In “The Whine From Wisconsin,” George Will provides the backdrop to what has become a “socialist sandbox of childish pleasure”:

This state, the first to let government employees unionize, was an incubator of progressivism and gave birth (in 1932 in Madison, the precursor of the American Federation of State, County and Municipal Employees) to its emblematic institution, the government employees union — government organized as a special interest to lobby itself to expand itself. But Wisconsin progressivism is in a dark Peter Pan phase; it is childish without being winsome.

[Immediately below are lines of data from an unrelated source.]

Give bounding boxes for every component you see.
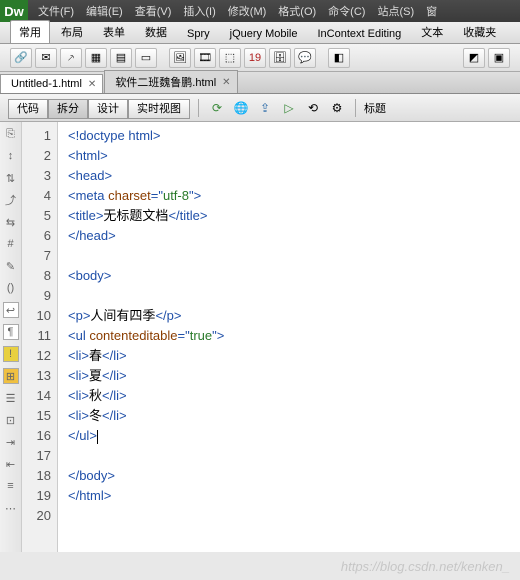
category-tab[interactable]: 收藏夹 [454,20,505,43]
layout-icon[interactable]: ▤ [110,48,132,68]
menu-item[interactable]: 插入(I) [177,1,221,21]
server-icon[interactable]: 🗄 [269,48,291,68]
refresh-icon[interactable]: ⟲ [303,99,323,117]
live-data-icon[interactable]: ⟳ [207,99,227,117]
preview-icon[interactable]: ▷ [279,99,299,117]
category-tab[interactable]: 常用 [10,20,50,43]
format-icon[interactable]: ≡ [3,478,19,494]
div-icon[interactable]: ▭ [135,48,157,68]
menu-item[interactable]: 修改(M) [222,1,273,21]
select-parent-icon[interactable]: ⤴ [3,192,19,208]
media-icon[interactable]: 🎞 [194,48,216,68]
watermark: https://blog.csdn.net/kenken_ [341,559,510,574]
main-menu: 文件(F)编辑(E)查看(V)插入(I)修改(M)格式(O)命令(C)站点(S)… [28,1,443,21]
category-tab[interactable]: 数据 [136,20,176,43]
close-icon[interactable]: ✕ [88,79,96,90]
hyperlink-icon[interactable]: 🔗 [10,48,32,68]
recent-icon[interactable]: ⋯ [3,500,19,516]
category-tab[interactable]: InContext Editing [308,24,410,43]
mail-icon[interactable]: ✉ [35,48,57,68]
category-tab[interactable]: Spry [178,24,219,43]
document-tabs: Untitled-1.html ✕ 软件二班魏鲁鹏.html ✕ [0,72,520,94]
view-button[interactable]: 拆分 [48,99,88,119]
close-icon[interactable]: ✕ [222,77,230,88]
line-numbers-icon[interactable]: # [3,236,19,252]
document-tab[interactable]: 软件二班魏鲁鹏.html ✕ [104,70,237,93]
reference-icon[interactable]: ⊞ [3,368,19,384]
category-tab[interactable]: 布局 [52,20,92,43]
script-icon[interactable]: ◩ [463,48,485,68]
menu-item[interactable]: 编辑(E) [80,1,129,21]
expand-icon[interactable]: ⇅ [3,170,19,186]
menu-item[interactable]: 查看(V) [129,1,178,21]
menu-item[interactable]: 窗 [420,1,443,21]
document-tab-label: Untitled-1.html [11,78,82,90]
anchor-icon[interactable]: ⸕ [60,48,82,68]
outdent-icon[interactable]: ⇤ [3,456,19,472]
category-tab[interactable]: 表单 [94,20,134,43]
widget-icon[interactable]: ⬚ [219,48,241,68]
word-wrap-icon[interactable]: ↩ [3,302,19,318]
table-icon[interactable]: ▦ [85,48,107,68]
insert-toolbar: 🔗 ✉ ⸕ ▦ ▤ ▭ 🖼 🎞 ⬚ 19 🗄 💬 ◧ ◩ ▣ [0,44,520,72]
syntax-error-icon[interactable]: ! [3,346,19,362]
document-tab[interactable]: Untitled-1.html ✕ [0,74,103,93]
image-icon[interactable]: 🖼 [169,48,191,68]
snippet-icon[interactable]: ⊡ [3,412,19,428]
menu-item[interactable]: 格式(O) [272,1,322,21]
options-icon[interactable]: ⚙ [327,99,347,117]
view-button[interactable]: 设计 [88,99,128,119]
menu-item[interactable]: 文件(F) [32,1,80,21]
view-button[interactable]: 实时视图 [128,99,190,119]
code-toolbar: ⎘ ↕ ⇅ ⤴ ⇆ # ✎ () ↩ ¶ ! ⊞ ☰ ⊡ ⇥ ⇤ ≡ ⋯ [0,122,22,552]
collapse-icon[interactable]: ↕ [3,148,19,164]
open-docs-icon[interactable]: ⎘ [3,126,19,142]
code-nav-icon[interactable]: ☰ [3,390,19,406]
code-area[interactable]: <!doctype html><html><head><meta charset… [58,122,520,552]
app-logo: Dw [0,0,28,22]
indent-icon[interactable]: ⇥ [3,434,19,450]
template-icon[interactable]: ▣ [488,48,510,68]
view-button[interactable]: 代码 [8,99,48,119]
comment-icon[interactable]: 💬 [294,48,316,68]
globe-icon[interactable]: 🌐 [231,99,251,117]
upload-icon[interactable]: ⇪ [255,99,275,117]
category-tab[interactable]: 文本 [412,20,452,43]
insert-category-bar: 常用布局表单数据SpryjQuery MobileInContext Editi… [0,22,520,44]
title-label: 标题 [364,100,386,116]
date-icon[interactable]: 19 [244,48,266,68]
category-tab[interactable]: jQuery Mobile [221,24,307,43]
head-icon[interactable]: ◧ [328,48,350,68]
invisible-icon[interactable]: ¶ [3,324,19,340]
document-toolbar: 代码拆分设计实时视图 ⟳ 🌐 ⇪ ▷ ⟲ ⚙ 标题 [0,94,520,122]
titlebar: Dw 文件(F)编辑(E)查看(V)插入(I)修改(M)格式(O)命令(C)站点… [0,0,520,22]
menu-item[interactable]: 站点(S) [371,1,420,21]
syntax-icon[interactable]: () [3,280,19,296]
code-editor: ⎘ ↕ ⇅ ⤴ ⇆ # ✎ () ↩ ¶ ! ⊞ ☰ ⊡ ⇥ ⇤ ≡ ⋯ 123… [0,122,520,552]
balance-icon[interactable]: ⇆ [3,214,19,230]
line-numbers: 1234567891011121314151617181920 [22,122,58,552]
highlight-icon[interactable]: ✎ [3,258,19,274]
menu-item[interactable]: 命令(C) [322,1,371,21]
document-tab-label: 软件二班魏鲁鹏.html [115,74,216,90]
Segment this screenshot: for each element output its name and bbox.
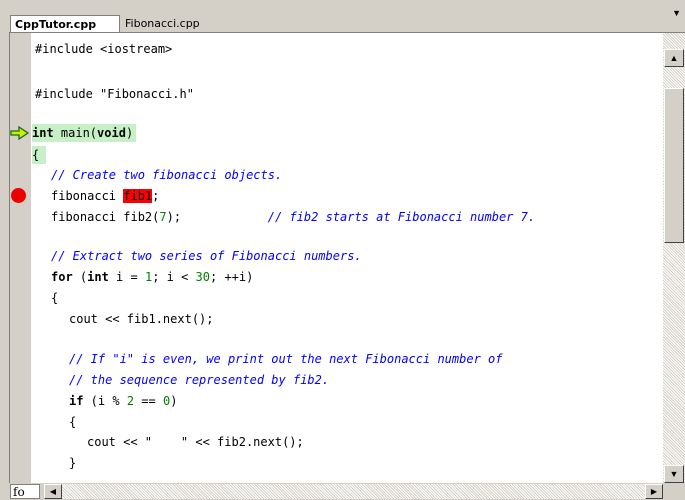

UPDATE (June 6): RUST-BELT REVOLT? National Journal pinpoints the Walker victory as “a sign of the cultural divide between national Democrats and blue-collar whites.” Especially telling is the fact that the governor “carried 38 percent of union households.” From “Red Flags All Over for Obama in Wisconsin”:

President Obama wasn’t on the ballot in Wisconsin, but Gov. Scott Walker’s decisive victory in last night’s gubernatorial recall is a stinging blow to his prospects for a second term. The re-election was a telltale sign that the conservative base is as energized as ever, that the Democratic GOTV efforts may not be as stellar as advertised, and that the Democratic-leaning “blue wall” Rust Belt states of Wisconsin, Michigan and Pennsylvania will be very much in play this November.
Walker won by a bigger margin than he did in 2010, and with more overall votes. He carried 38 percent of union households – a slight improvement from his 2010 midterm tally — a strikingly strong number given how he’s been cast as the villain of labor. It’s a sign of the cultural divide between national Democrats and blue-collar whites, one that is particularly acute for the president.
Obama’s team is taking consolation in the fact that exit polling showed him leading Mitt Romney, 51 to 44 percent. But that’s hardly good news: with near-presidential level turnout (and notably higher level of union turnout), Obama is running five points behind his 2008 performance. Replicate that dropoff across the board, and all the key swing states flip to Mitt Romney.

MORE.

Personal Notice: The Mercer Articles Archive is out of whack, missing enormous sections, as a result, probably, of a server data-base error. A ticket has been submitted. I hope to have the problem resolved as soon as possible. If you want to read the latest Mercer Articles, or search the articles database, go to the Return to Reason archives on WND.

RESOLVED.

UPDATE II: I don’t know whether, as Ann Coulter puts it, “Walker’s victory Tuesday night was an amazing, miraculous, transformative event in the history of the nation.” But she makes a point previously made in this space too, (minus the respectful references to FDR):

“There’s a reason both FDR and labor leader George Meany said it would be insane to ever allow government employees to unionize. People who work for the government don’t have a hard-driving capitalist boss on the other side of the bargaining table demanding more work for less pay.
No one is worried about the profit margin because there is no profit – it’s government! Rather, the only people on the other side of the table are the unions’ co-conspirators: Democratic politicians willing to spend the public treasury on union members, who will repay the politicians by mobilizing voters.”